А гороховский народ, та его половина, что осталась в деревне, стоял кучками на улице — возле правления, хат, глядел на зарево, стараясь угадать, где это горит, Липяги или Волоконовка, или то и другое вместе. По направлению вроде бы Липяги, а по расстоянию — похоже, что Волоконовка. Не разберешь ничего; вон, левее, вспухает еще одно зарево и еще…
Антонину мучило, что она не сообразила, — не послала верхового в Ольшанск, когда перебило телефонную линию. Уже вернулся бы, чего-нибудь привез… А теперь — поздно. Или все же послать? Но кого? Она стала перебирать в памяти. Ни одного годного для такого дела мужчины, — или старики, или мальцы. На мальца полагаться ненадежно, и струсить может, и не отыщет кого надо, сам толком не скажет и ответа путем не поймет. Может, кого из женщин? Кого же, кто из оставшихся смог бы доскакать и быстро вернуться?
В той части небосклона, где розовело зарево, вспыхивали яркие точки, одни, посверкав недолго, гасли, другие повисали в небе на одном месте. Было непонятно, на чем они держатся, почему так долго горят, какое их назначение, зато чувство подсказывало, что огни эти — дело врага, это ему они нужны зачем-то, наверное — чтоб не мешала ночь, чтоб раздвинуть ее тьму. Иногда с земли косо или совсем круто начинали мелькать вверх красные огоньки, вдогон друг другу, нижние быстрей, верхние уже чуть сбавив скорость, но все равно нижние не могли их догнать, и так они протягивались цепочками, растворяясь в черноте. Спустя время докатывался мелкий треск стрельбы, такой частой, что получался один звук, похожий на то, как рвут надвое кусок плотного коленкора. Как грузные шмели, в черном небе гудели бомбардировщики, их гуд назойливо всверливался в уши, от него уже болезненно ныла голова, уже не хотелось слышать этот гуд, а он все не прекращался, не утихал, сверлил и сверлил…
Хоть кто-нибудь поехал бы через деревню, сказал бы хоть словом, что там — впереди…
На большаке опять слышался сильный, какой-то подземной глухоты шум густого, напряженного движения, слитный гул многих моторов; эхо путало этот хор звуков, иногда начинало казаться, что движение направлено не от фронта, а как раз к нему, на зарево, на вспышки ракет и свечение фронтовых «люстр»…

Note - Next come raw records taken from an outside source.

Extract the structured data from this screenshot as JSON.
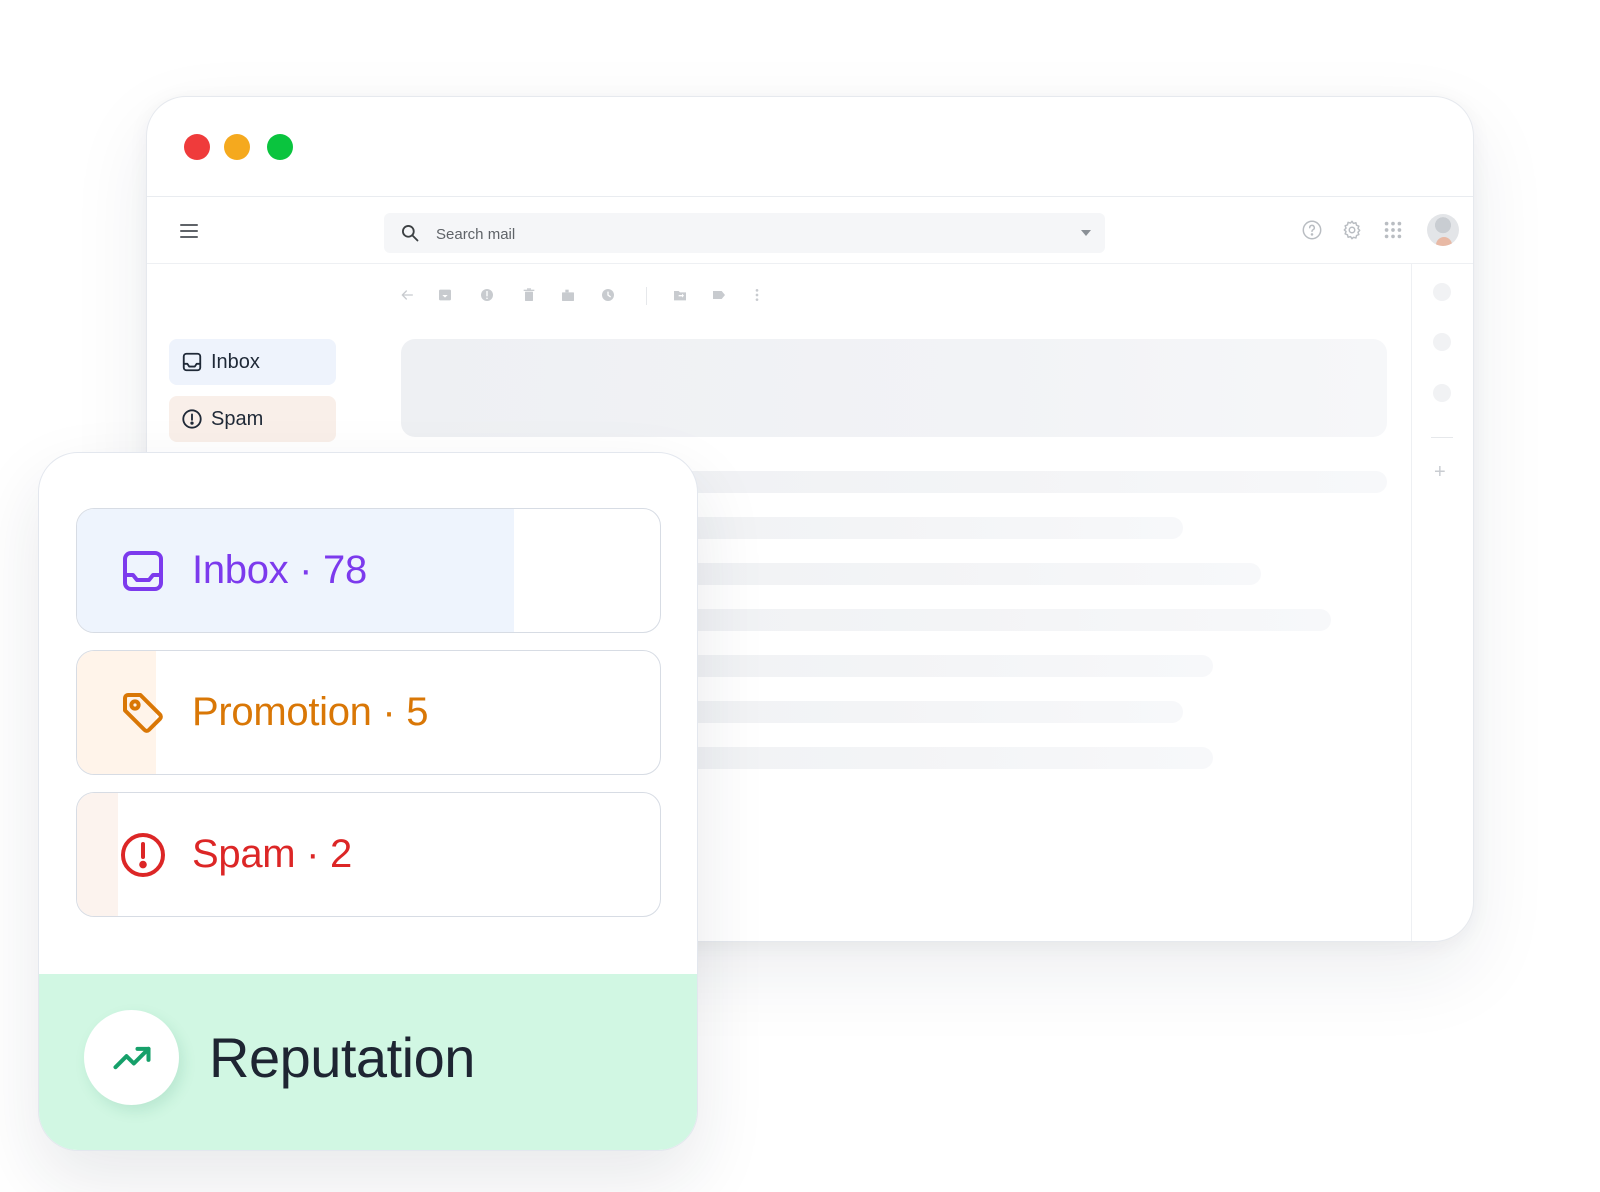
{
  "window": {
    "traffic_lights": [
      {
        "name": "close",
        "color": "#ef3b3b"
      },
      {
        "name": "minimize",
        "color": "#f5a91e"
      },
      {
        "name": "maximize",
        "color": "#0ac43e"
      }
    ]
  },
  "appbar": {
    "menu_icon": "hamburger-icon",
    "search": {
      "placeholder": "Search mail",
      "value": "",
      "icon": "search-icon",
      "dropdown_icon": "caret-down-icon"
    },
    "actions": [
      "help-icon",
      "settings-icon",
      "apps-grid-icon",
      "avatar"
    ]
  },
  "toolbar": {
    "icons": [
      "back-arrow-icon",
      "archive-icon",
      "report-spam-icon",
      "delete-icon",
      "mark-unread-icon",
      "snooze-icon",
      "move-to-icon",
      "label-icon",
      "more-vert-icon"
    ]
  },
  "sidebar": {
    "items": [
      {
        "label": "Inbox",
        "icon": "inbox-icon",
        "background": "#eef3fc"
      },
      {
        "label": "Spam",
        "icon": "alert-circle-icon",
        "background": "#f9efe9"
      }
    ]
  },
  "categories": [
    {
      "label": "Inbox · 78",
      "name": "Inbox",
      "count": 78,
      "icon": "inbox-icon",
      "color": "#7c3aed",
      "fill_color": "#eef4fd",
      "fill_fraction": 0.75
    },
    {
      "label": "Promotion · 5",
      "name": "Promotion",
      "count": 5,
      "icon": "tag-icon",
      "color": "#d97706",
      "fill_color": "#fff4ea",
      "fill_fraction": 0.135
    },
    {
      "label": "Spam · 2",
      "name": "Spam",
      "count": 2,
      "icon": "alert-circle-icon",
      "color": "#dc2626",
      "fill_color": "#fcf3ee",
      "fill_fraction": 0.07
    }
  ],
  "reputation": {
    "label": "Reputation",
    "icon": "trending-up-icon",
    "accent": "#16a06a",
    "background": "#d1f7e3"
  }
}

Иные из жителей, кто заявил днем, когда готовился обоз, что остается, не поедет в отступление, не выдержали, вдруг засобирались, суматошно кинулись запрягать последних кляч, отыскивать хоть какую упряжь. Но всем, кто хотел, было не поместиться, и большинство нагружали пожитками огородные тележки, тачки, чтобы, впрягшись, тащить их на себе, своею силой.
Одна Макариха относилась к происходящему так, будто ничто не удивляло и не пугало ее, все разворачивалось именно как хотела, желала, ждала ее всегда злорадственно настроенная к людям, никогда никому не подарившая никакого добра душа. Как и днем, при красноармейцах с бомбами, точно на каком-то посту стояла она в калитке своего дома, в Колькиной засмыганной телогрейке, скрытая темнотой, зловеще-черная с головы до ног, пристально за всем следящая и в непонятном своем злорадстве точно бы глубоко довольная про себя тем, что идущая беда так грозна, неотвратима, что ею настигнуты поголовно все деревенские, все ее, Макарихи, соседи, близкие и дальние, и такая на улицах тревога, беготня, суматошливые сборы.

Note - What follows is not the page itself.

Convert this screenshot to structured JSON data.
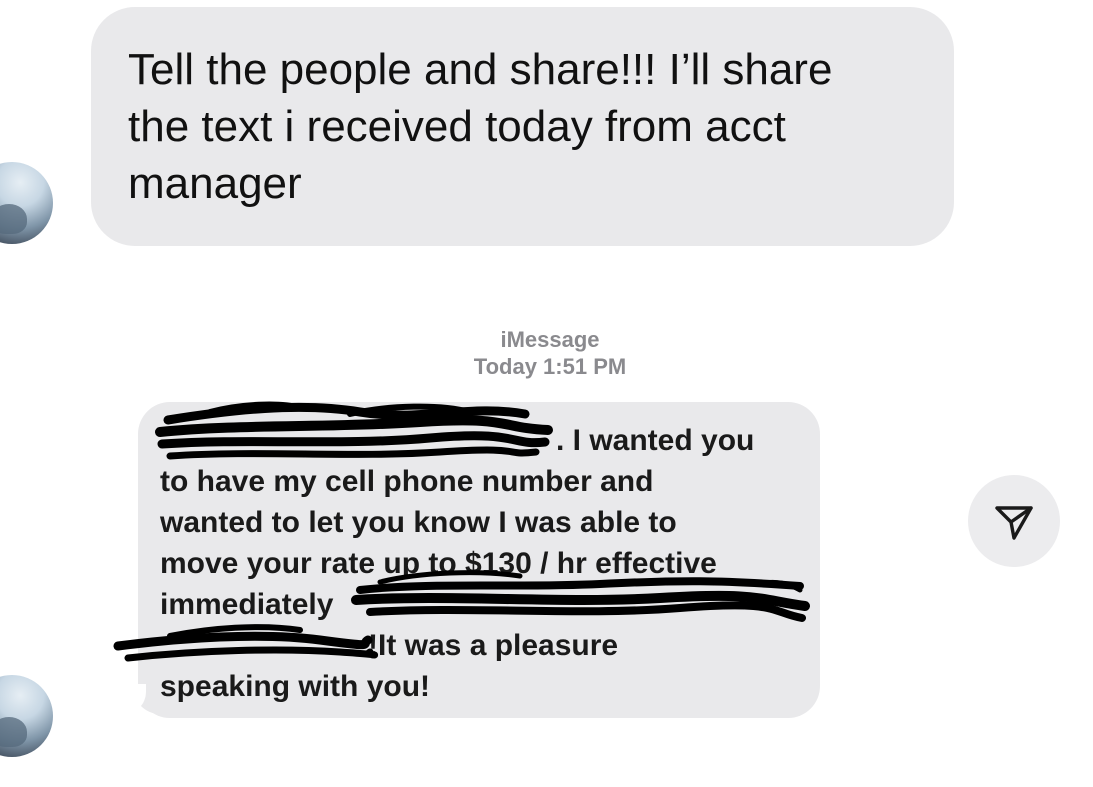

Антонину тормошили со всех сторон, поминутно ее кто-нибудь окликал, что-нибудь спрашивал, просил, а у нее все валилось из рук, ни дела, ни места не могла она себе найти, и слух, и зрение ее были прикованы к одному: к полыханию пожарищ на краю неба, к грохоту большака.

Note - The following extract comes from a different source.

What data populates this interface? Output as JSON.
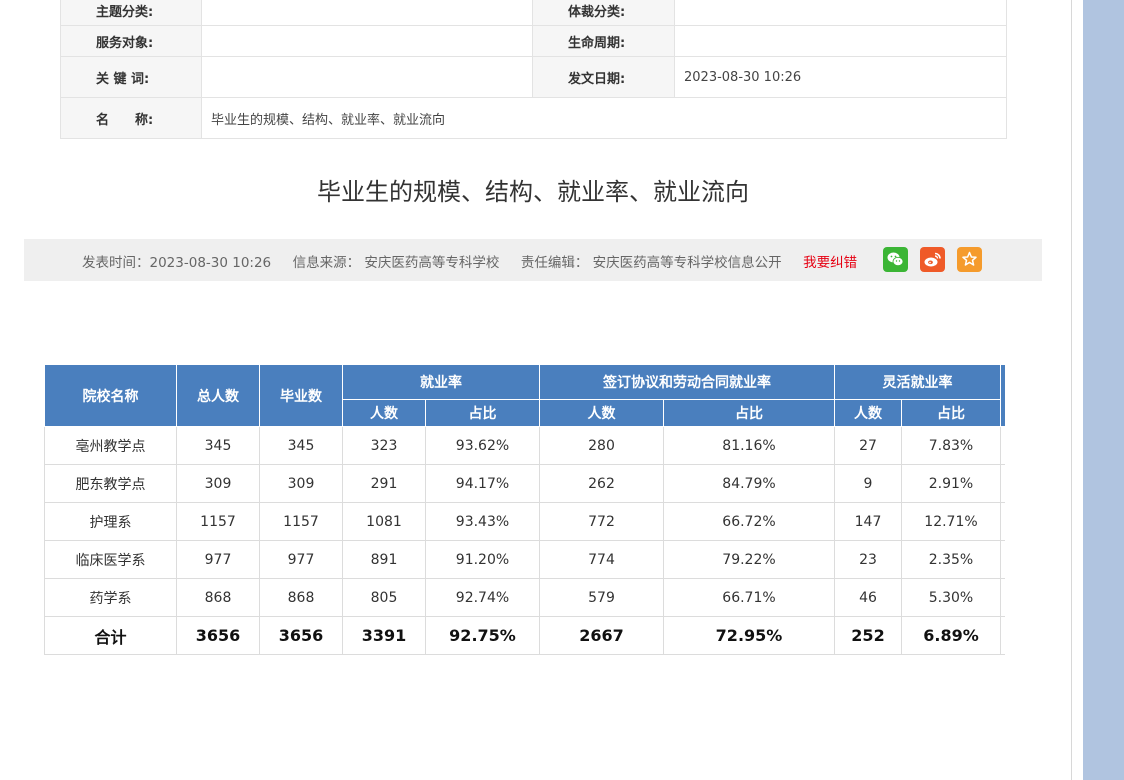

Ей не стало силы терпеть в безвестности, ждать, пока что-то само собой наступит, прояснится, она решила ехать к большаку — поглядеть своими глазами, что там, узнать, расспросить.
Выезжать одной из деревни, от людей, во тьму поля, навстречу мерцавшим заревам было страшно, она кликнула деда Калашника, стоявшего праздно, вместе с незанятым народом:
— Лукич, поедем со мной!
— А чего ж, поедем! — легко, безбоязненно согласился Калашник. Своим возрастом он был уже избавлен от страха смерти и вообще от всякого страха.